Disrupt VC model, says Draper Startup House exec
Why should geography limit venture capital? In the current VC model, where most platforms are local or regional, startups find it difficult to raise capital from an investor outside their borders.
This is precisely why Singapore-based Draper Startup House has launched its own funding platform, Draper Startup House Ventures. And why it is committed to disrupting the current VC model in order to match startups and investors from all across the globe.
Leveling the playing field
“That’s what we’re going to do. We’re going to mix things up. And at the same time, a lot of our partners indicated that they were interested in investing across borders. But they didn’t have the clarity. They didn’t have the oversight. And didn’t have the expertise. So along those lines if we can help connect entrepreneurs with the capital, then I think that would be a pretty cool thing to do,” said Giulianna Crivello, Head of Ventures, International, at Draper Startup House.
Crivello was the speaker at a webinar that Draper Startup House conducted. She shared that in four to six weeks, they put together the partnerships and launched the funding platform.
According to Crivello, the problem with the current VC model is that sometimes connections determine access to capital. This is why entrepreneurs spend so much time in networking events. Because of this, however, a startup is unfortunately constrained by geography.

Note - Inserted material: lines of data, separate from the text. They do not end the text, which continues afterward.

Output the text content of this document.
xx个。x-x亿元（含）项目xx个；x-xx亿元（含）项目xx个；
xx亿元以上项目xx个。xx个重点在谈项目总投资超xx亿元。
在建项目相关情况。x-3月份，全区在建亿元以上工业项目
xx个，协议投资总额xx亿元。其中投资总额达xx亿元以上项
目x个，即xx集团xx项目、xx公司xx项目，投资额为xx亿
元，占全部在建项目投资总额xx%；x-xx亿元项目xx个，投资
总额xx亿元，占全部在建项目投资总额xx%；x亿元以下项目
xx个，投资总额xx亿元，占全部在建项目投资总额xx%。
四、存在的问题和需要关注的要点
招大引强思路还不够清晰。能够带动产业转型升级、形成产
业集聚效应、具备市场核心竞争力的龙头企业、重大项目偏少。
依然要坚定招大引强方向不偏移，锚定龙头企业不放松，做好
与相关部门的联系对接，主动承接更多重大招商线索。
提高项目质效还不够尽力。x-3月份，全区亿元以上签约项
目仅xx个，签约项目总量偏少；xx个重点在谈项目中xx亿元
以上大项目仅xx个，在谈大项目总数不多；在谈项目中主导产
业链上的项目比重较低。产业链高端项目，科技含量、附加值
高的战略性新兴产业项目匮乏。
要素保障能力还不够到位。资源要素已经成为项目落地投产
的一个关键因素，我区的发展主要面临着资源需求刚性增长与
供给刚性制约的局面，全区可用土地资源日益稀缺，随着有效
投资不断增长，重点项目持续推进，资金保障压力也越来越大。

“An entrepreneur in Chiang Mai who doesn’t have access to global tools or network or has never done this before has substantially less opportunity than somebody who’s on their third company,” Crivello said.
She said what Draper Startup House is trying to do is to provide better access for entrepreneurs.
She also noted that having a presence in nine physical locations means they have satellites of these global networks combined with local insights.
“It’s incredibly important to be able to understand the ecosystem of these fundraising entrepreneurs. Realizing that the Manila ecosystem is vastly different from the United States. And to be able to support these entrepreneurs in fundraising in general,” Crivello said.
Burning through cash
How about the problem startups face when they prioritize growth, burning through their cash instead of generating revenue? And then they hope for the next round of funding to bail them out. Does Crivello see this practice continuing in the post-pandemic world?
“This is a deeper problem also. I think that burning cash instead of generating revenue in the hopes of quick growth and scaling is a classic startup issue and problem. And I think in the post-pandemic world, I actually think it will still be very relevant. Especially now where startups are raising funds in quick rounds. And they’re starting to see whatever can sort of help bridge them through whatever time frame.
“A large part of the VC and fundraising industry is traction. And for very obvious reasons because VCs are so early and you are betting on whatever little historical data in terms of that hockey stick projection. And I don’t think it’s going to go away. Because in the post-pandemic world, there’s going to be a lot of pressure to perform and to stick around,” Crivello said.
So, are you a startup founder looking for an investor? Thanks to this disruption of the VC model, you can now compete on a more level playing field.